Renaissance
31 octobre 2006 | Par Zak | Publié dans Critiques | lu 55 fois
On l’avait zappé lors de sa sortie en salles en mars dernier et comme le film est disponible dans les bacs DVD depuis maintenant un bon mois, c’est l’occasion d’une séance de rattrapage pour cette nouvelle incursion française dans le domaine de l’animation 3D. En effet, Renaissance n’est pas un premier essai. On se rappelle tous des ratages que furent Kaena, la prophétie ou Immortel (ad vitam) (et sûrement bientôt Arthur et Les Minimoys). Avec de tels antécédents, autant vous dire que personne n’avait espoir dans le film de Christian Volckman (qui a mis sept ans pour faire le film). C’était peut être vendre la peau de l’ours avant de l’avoir tué, car Renaissance est avant tout un pur film d’action, un “blockbuster à l’américaine” qu’on ne pourra jamais voir, ici en France, en prises de vues réelles.

2054. Dans un Paris labyrinthique où chaque fait et geste est contrôlé et filmé, Ilona Tasuiev, une jeune scientifique jalousée par tous pour sa beauté et son intelligence, est kidnappée. Avalon, l’entreprise qui emploie Ilona, fait pression sur Karas, un policier controversé, spécialisé dans les affaires d’enlèvement, pour retrouver au plus vite la disparue. Karas sent rapidement une présence dans son sillage.

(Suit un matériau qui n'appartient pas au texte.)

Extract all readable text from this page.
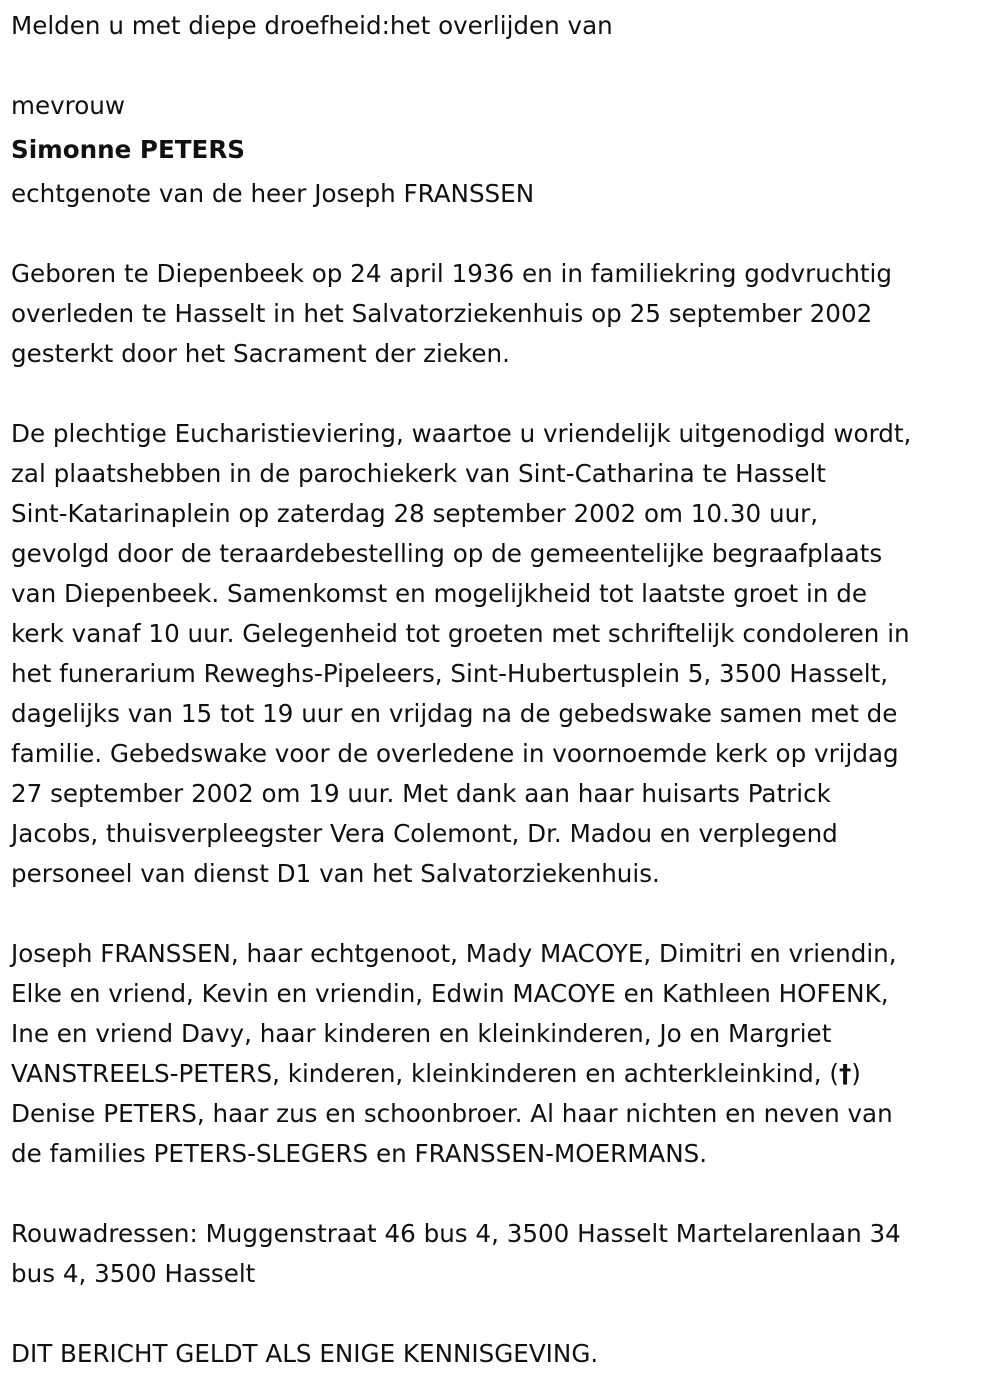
Melden u met diepe droefheid:het overlijden van
mevrouw
Simonne PETERS
echtgenote van de heer Joseph FRANSSEN
Geboren te Diepenbeek op 24 april 1936 en in familiekring godvruchtig
overleden te Hasselt in het Salvatorziekenhuis op 25 september 2002
gesterkt door het Sacrament der zieken.
De plechtige Eucharistieviering, waartoe u vriendelijk uitgenodigd wordt,
zal plaatshebben in de parochiekerk van Sint-Catharina te Hasselt
Sint-Katarinaplein op zaterdag 28 september 2002 om 10.30 uur,
gevolgd door de teraardebestelling op de gemeentelijke begraafplaats
van Diepenbeek. Samenkomst en mogelijkheid tot laatste groet in de
kerk vanaf 10 uur. Gelegenheid tot groeten met schriftelijk condoleren in
het funerarium Reweghs-Pipeleers, Sint-Hubertusplein 5, 3500 Hasselt,
dagelijks van 15 tot 19 uur en vrijdag na de gebedswake samen met de
familie. Gebedswake voor de overledene in voornoemde kerk op vrijdag
27 september 2002 om 19 uur. Met dank aan haar huisarts Patrick
Jacobs, thuisverpleegster Vera Colemont, Dr. Madou en verplegend
personeel van dienst D1 van het Salvatorziekenhuis.
Joseph FRANSSEN, haar echtgenoot, Mady MACOYE, Dimitri en vriendin,
Elke en vriend, Kevin en vriendin, Edwin MACOYE en Kathleen HOFENK,
Ine en vriend Davy, haar kinderen en kleinkinderen, Jo en Margriet
VANSTREELS-PETERS, kinderen, kleinkinderen en achterkleinkind, (†)
Denise PETERS, haar zus en schoonbroer. Al haar nichten en neven van
de families PETERS-SLEGERS en FRANSSEN-MOERMANS.
Rouwadressen: Muggenstraat 46 bus 4, 3500 Hasselt Martelarenlaan 34
bus 4, 3500 Hasselt
DIT BERICHT GELDT ALS ENIGE KENNISGEVING.
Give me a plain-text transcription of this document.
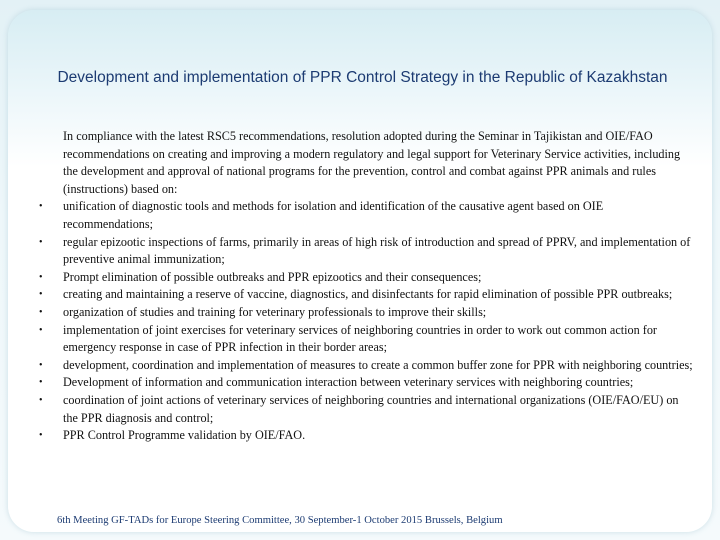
Development and implementation of PPR Control Strategy in the Republic of Kazakhstan
In compliance with the latest RSC5 recommendations, resolution adopted during the Seminar in Tajikistan and OIE/FAO recommendations on creating and improving a modern regulatory and legal support for Veterinary Service activities, including the development and approval of national programs for the prevention, control and combat against PPR animals and rules (instructions) based on:
• unification of diagnostic tools and methods for isolation and identification of the causative agent based on OIE recommendations;
• regular epizootic inspections of farms, primarily in areas of high risk of introduction and spread of PPRV, and implementation of preventive animal immunization;
• Prompt elimination of possible outbreaks and PPR epizootics and their consequences;
• creating and maintaining a reserve of vaccine, diagnostics, and disinfectants for rapid elimination of possible PPR outbreaks;
• organization of studies and training for veterinary professionals to improve their skills;
• implementation of joint exercises for veterinary services of neighboring countries in order to work out common action for emergency response in case of PPR infection in their border areas;
• development, coordination and implementation of measures to create a common buffer zone for PPR with neighboring countries;
• Development of information and communication interaction between veterinary services with neighboring countries;
• coordination of joint actions of veterinary services of neighboring countries and international organizations (OIE/FAO/EU) on the PPR diagnosis and control;
• PPR Control Programme validation by OIE/FAO.
6th Meeting GF-TADs for Europe Steering Committee, 30 September-1 October 2015 Brussels, Belgium
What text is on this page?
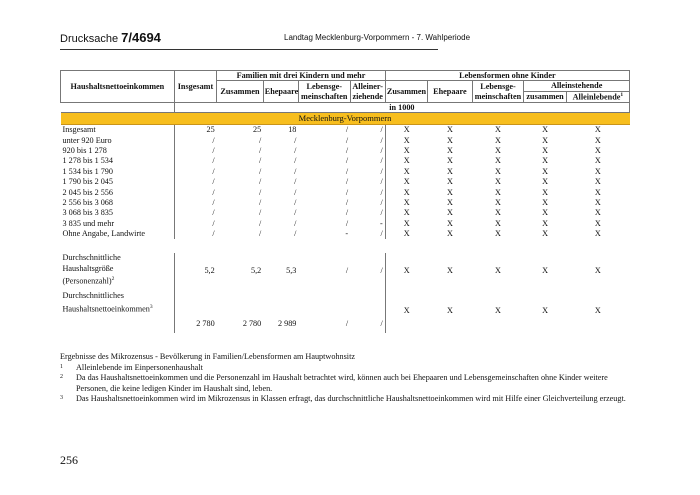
Drucksache 7/4694	Landtag Mecklenburg-Vorpommern - 7. Wahlperiode
Haushaltsnettoeinkommen	Insgesamt	Familien mit drei Kindern und mehr				Lebensformen ohne Kinder				
		Zusammen	Ehepaare	Lebensge-meinschaften	Alleiner-ziehende	Zusammen	Ehepaare	Lebensge-meinschaften	Alleinstehende	
									zusammen	Alleinlebende$^1$
	in 1000									
Mecklenburg-Vorpommern										
Insgesamt	25	25	18	/	/	X	X	X	X	X
unter 920 Euro	/	/	/	/	/	X	X	X	X	X
920 bis 1 278	/	/	/	/	/	X	X	X	X	X
1 278 bis 1 534	/	/	/	/	/	X	X	X	X	X
1 534 bis 1 790	/	/	/	/	/	X	X	X	X	X
1 790 bis 2 045	/	/	/	/	/	X	X	X	X	X
2 045 bis 2 556	/	/	/	/	/	X	X	X	X	X
2 556 bis 3 068	/	/	/	/	/	X	X	X	X	X
3 068 bis 3 835	/	/	/	/	/	X	X	X	X	X
3 835 und mehr	/	/	/	/	-	X	X	X	X	X
Ohne Angabe, Landwirte	/	/	/	-	/	X	X	X	X	X

Durchschnittliche
Haushaltsgröße
(Personenzahl)$^2$	5,2	5,2	5,3	/	/	X	X	X	X	X

Durchschnittliches
Haushaltsnettoeinkommen$^3$						X	X	X	X	X
	2 780	2 780	2 989	/	/					
Ergebnisse des Mikrozensus - Bevölkerung in Familien/Lebensformen am Hauptwohnsitz
1 Alleinlebende im Einpersonenhaushalt
2 Da das Haushaltsnettoeinkommen und die Personenzahl im Haushalt betrachtet wird, können auch bei Ehepaaren und Lebensgemeinschaften ohne Kinder weitere Personen, die keine ledigen Kinder im Haushalt sind, leben.
3 Das Haushaltsnettoeinkommen wird im Mikrozensus in Klassen erfragt, das durchschnittliche Haushaltsnettoeinkommen wird mit Hilfe einer Gleichverteilung erzeugt.
256
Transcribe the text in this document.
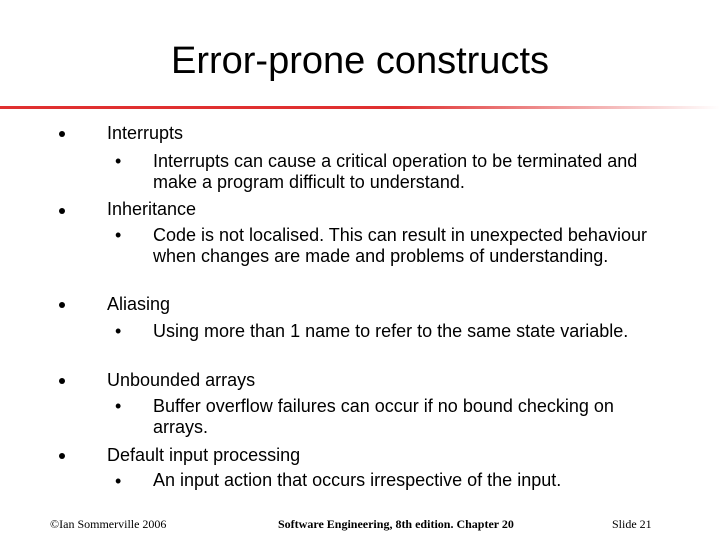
Error-prone constructs
Interrupts
• Interrupts can cause a critical operation to be terminated and make a program difficult to understand.
Inheritance
• Code is not localised. This can result in unexpected behaviour when changes are made and problems of understanding.
Aliasing
• Using more than 1 name to refer to the same state variable.
Unbounded arrays
• Buffer overflow failures can occur if no bound checking on arrays.
Default input processing
• An input action that occurs irrespective of the input.
©Ian Sommerville 2006	Software Engineering, 8th edition. Chapter 20	Slide 21
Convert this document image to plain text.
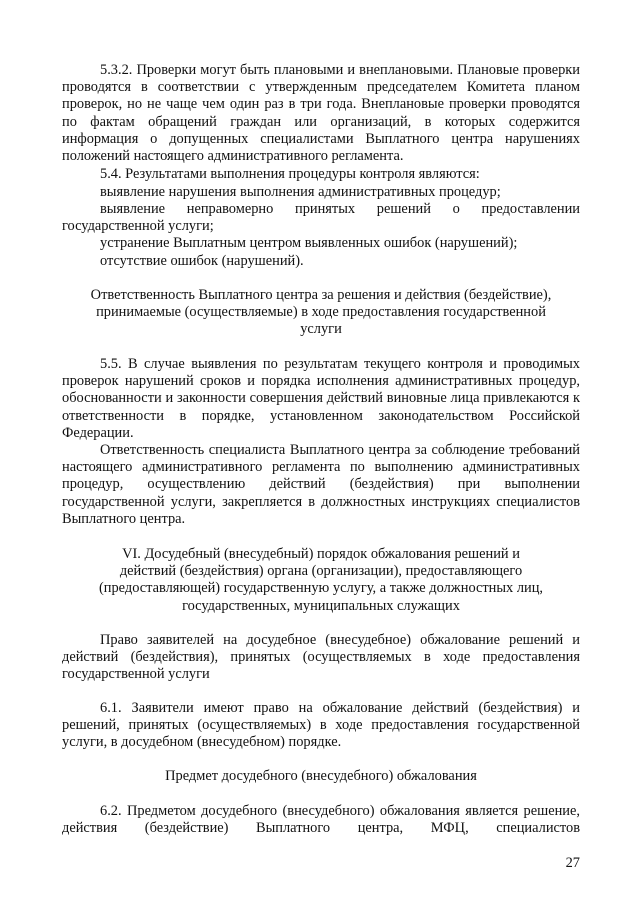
5.3.2. Проверки могут быть плановыми и внеплановыми. Плановые проверки проводятся в соответствии с утвержденным председателем Комитета планом проверок, но не чаще чем один раз в три года. Внеплановые проверки проводятся по фактам обращений граждан или организаций, в которых содержится информация о допущенных специалистами Выплатного центра нарушениях положений настоящего административного регламента.

5.4. Результатами выполнения процедуры контроля являются:

выявление нарушения выполнения административных процедур;

выявление неправомерно принятых решений о предоставлении государственной услуги;

устранение Выплатным центром выявленных ошибок (нарушений);

отсутствие ошибок (нарушений).

Ответственность Выплатного центра за решения и действия (бездействие),
принимаемые (осуществляемые) в ходе предоставления государственной
услуги

5.5. В случае выявления по результатам текущего контроля и проводимых проверок нарушений сроков и порядка исполнения административных процедур, обоснованности и законности совершения действий виновные лица привлекаются к ответственности в порядке, установленном законодательством Российской Федерации.

Ответственность специалиста Выплатного центра за соблюдение требований настоящего административного регламента по выполнению административных процедур, осуществлению действий (бездействия) при выполнении государственной услуги, закрепляется в должностных инструкциях специалистов Выплатного центра.

VI. Досудебный (внесудебный) порядок обжалования решений и
действий (бездействия) органа (организации), предоставляющего
(предоставляющей) государственную услугу, а также должностных лиц,
государственных, муниципальных служащих

Право заявителей на досудебное (внесудебное) обжалование решений и действий (бездействия), принятых (осуществляемых в ходе предоставления государственной услуги

6.1. Заявители имеют право на обжалование действий (бездействия) и решений, принятых (осуществляемых) в ходе предоставления государственной услуги, в досудебном (внесудебном) порядке.

Предмет досудебного (внесудебного) обжалования

6.2. Предметом досудебного (внесудебного) обжалования является решение, действия (бездействие) Выплатного центра, МФЦ, специалистов

27
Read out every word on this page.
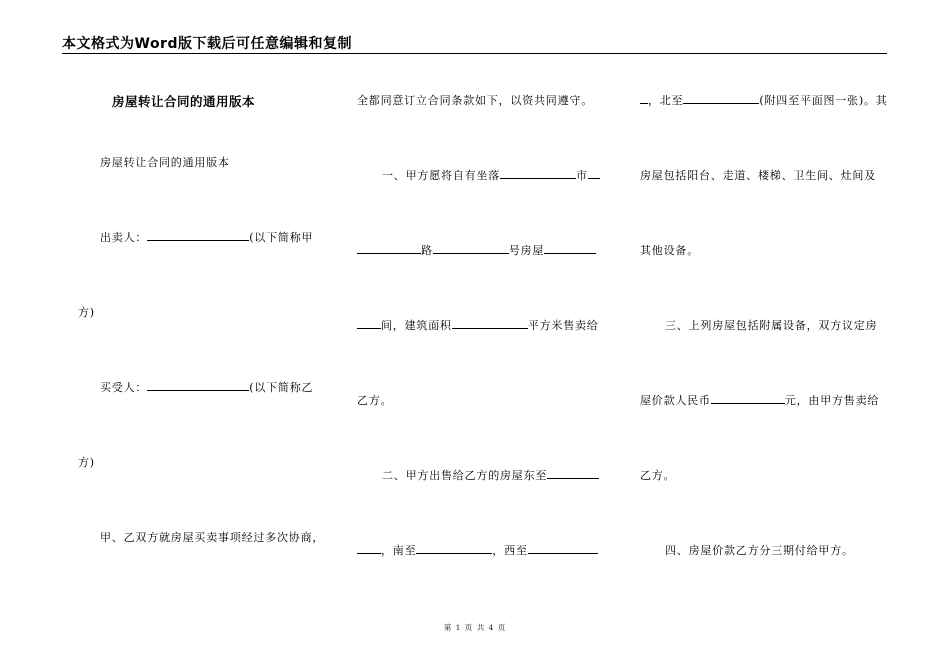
本文格式为Word版下载后可任意编辑和复制
房屋转让合同的通用版本
房屋转让合同的通用版本
出卖人：	(以下简称甲
方)
买受人：	(以下简称乙
方)
甲、乙双方就房屋买卖事项经过多次协商，
全都同意订立合同条款如下，以资共同遵守。
一、甲方愿将自有坐落	市
路	号房屋
间，建筑面积	平方米售卖给
乙方。
二、甲方出售给乙方的房屋东至
，南至	，西至
，北至	(附四至平面图一张)。其
房屋包括阳台、走道、楼梯、卫生间、灶间及
其他设备。
三、上列房屋包括附属设备，双方议定房
屋价款人民币	元，由甲方售卖给
乙方。
四、房屋价款乙方分三期付给甲方。
第 1 页 共 4 页
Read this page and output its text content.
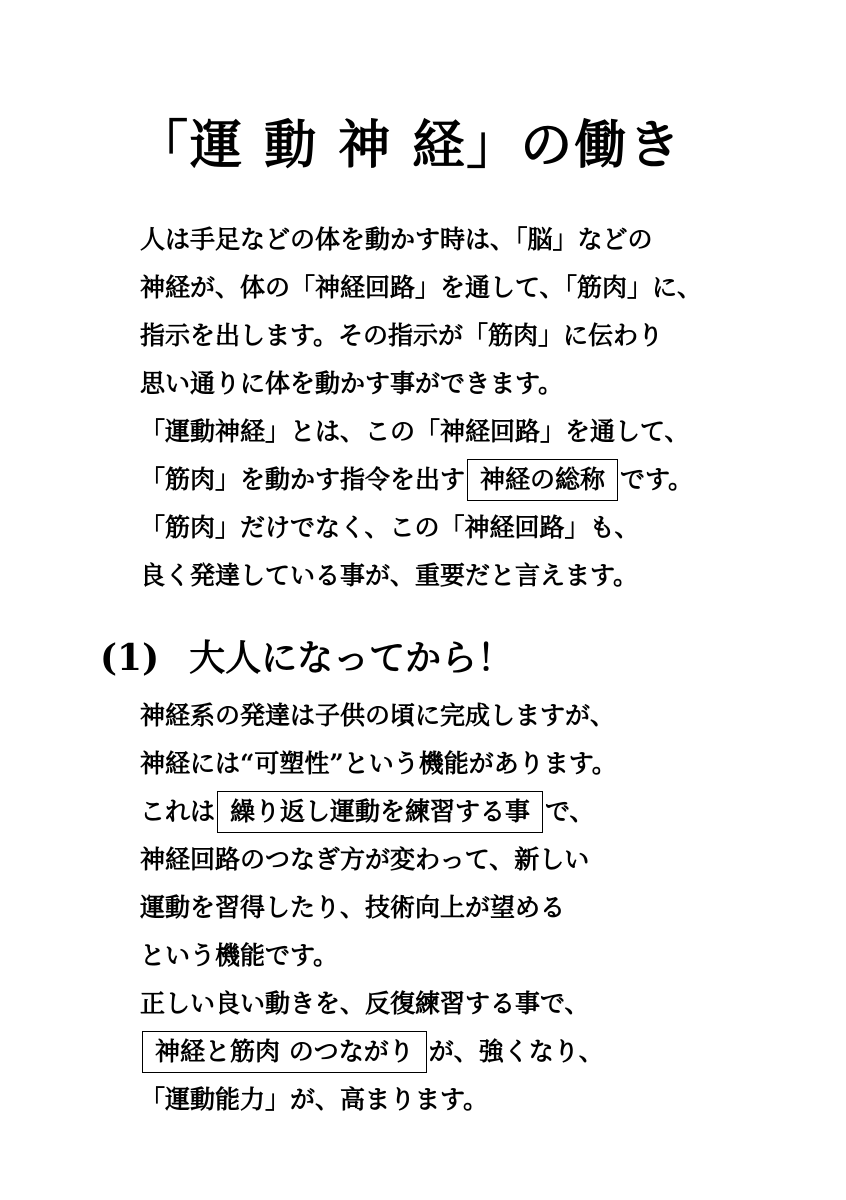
「運 動 神 経」の働き
人は手足などの体を動かす時は、「脳」などの
神経が、体の「神経回路」を通して、「筋肉」に、
指示を出します。その指示が「筋肉」に伝わり
思い通りに体を動かす事ができます。
「運動神経」とは、この「神経回路」を通して、
「筋肉」を動かす指令を出す 神経の総称 です。
「筋肉」だけでなく、この「神経回路」も、
良く発達している事が、重要だと言えます。
(1) 大人になってから！
神経系の発達は子供の頃に完成しますが、
神経には“可塑性”という機能があります。
これは 繰り返し運動を練習する事 で、
神経回路のつなぎ方が変わって、新しい
運動を習得したり、技術向上が望める
という機能です。
正しい良い動きを、反復練習する事で、
神経と筋肉 のつながり が、強くなり、
「運動能力」が、高まります。
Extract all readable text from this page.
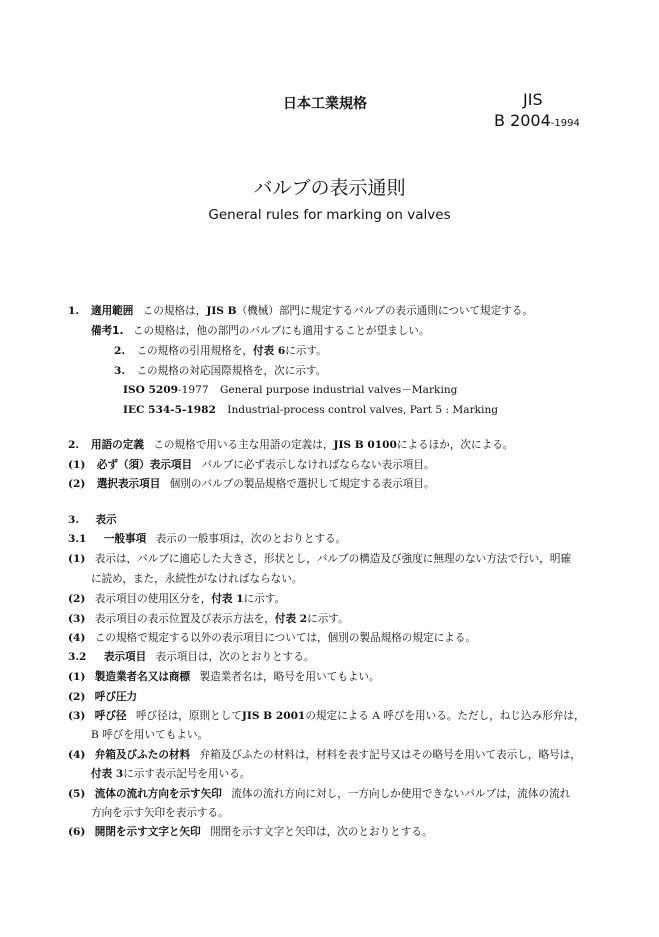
日本工業規格	JIS
B 2004-1994
バルブの表示通則
General rules for marking on valves
1. 適用範囲 この規格は，JIS B（機械）部門に規定するバルブの表示通則について規定する。
備考1. この規格は，他の部門のバルブにも適用することが望ましい。
2. この規格の引用規格を，付表 6に示す。
3. この規格の対応国際規格を，次に示す。
ISO 5209-1977 General purpose industrial valves－Marking
IEC 534-5-1982 Industrial-process control valves, Part 5 : Marking
2. 用語の定義 この規格で用いる主な用語の定義は，JIS B 0100によるほか，次による。
(1) 必ず（須）表示項目 バルブに必ず表示しなければならない表示項目。
(2) 選択表示項目 個別のバルブの製品規格で選択して規定する表示項目。
3. 表示
3.1 一般事項 表示の一般事項は，次のとおりとする。
(1) 表示は，バルブに適応した大きさ，形状とし，バルブの構造及び強度に無理のない方法で行い，明確
に読め，また，永続性がなければならない。
(2) 表示項目の使用区分を，付表 1に示す。
(3) 表示項目の表示位置及び表示方法を，付表 2に示す。
(4) この規格で規定する以外の表示項目については，個別の製品規格の規定による。
3.2 表示項目 表示項目は，次のとおりとする。
(1) 製造業者名又は商標 製造業者名は，略号を用いてもよい。
(2) 呼び圧力
(3) 呼び径 呼び径は，原則としてJIS B 2001の規定による A 呼びを用いる。ただし，ねじ込み形弁は，
B 呼びを用いてもよい。
(4) 弁箱及びふたの材料 弁箱及びふたの材料は，材料を表す記号又はその略号を用いて表示し，略号は，
付表 3に示す表示記号を用いる。
(5) 流体の流れ方向を示す矢印 流体の流れ方向に対し，一方向しか使用できないバルブは，流体の流れ
方向を示す矢印を表示する。
(6) 開閉を示す文字と矢印 開閉を示す文字と矢印は，次のとおりとする。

Il n’est pas seul sur les traces d’Ilona et ses poursuivants semblent prêts à tout pour le devancer. Retrouver Ilona devient vital, la jeune femme est l’enjeu d’une guerre occulte qui la dépasse. Elle est la clef d’un projet mettant en cause l’avenir de l’humanité : le protocole Renaissance. Philip K. Dick, le Film Noir américain, Frank Miller, Enki Bilal… Nombreuses sont les influences jalonnant le film de Christian Volckman. L’aspect visuel de Renaissance à base de jeux d’ombres et de lumières transpire l’œuvre de l’auteur de Sin City et de 300 (tout comme l’architecture de Paris s’inspire de Blade Runner). Les critiques ont souvent parlé de “visuel novateur”, mais est-ce vraiment bien le cas ? Certes, on n’a jamais vu un film d’animation de la même trempe, mais Volckman et son équipe n’ont fait que reprendre les idées des autres pour les adapter au format concerné (le cinéma). Soit, la même chose que Robert Rodriguez sur Sin City. Il n’y a donc rien de novateur là dedans, juste de l’expérimentation sous influence. Ainsi, on reprochera au film la froideur de son univers, empêchant toute implication émotionnelle même si le procédé de Motion Capture permet d’avoir un rendu réaliste des mouvements (mais pas des émotions !).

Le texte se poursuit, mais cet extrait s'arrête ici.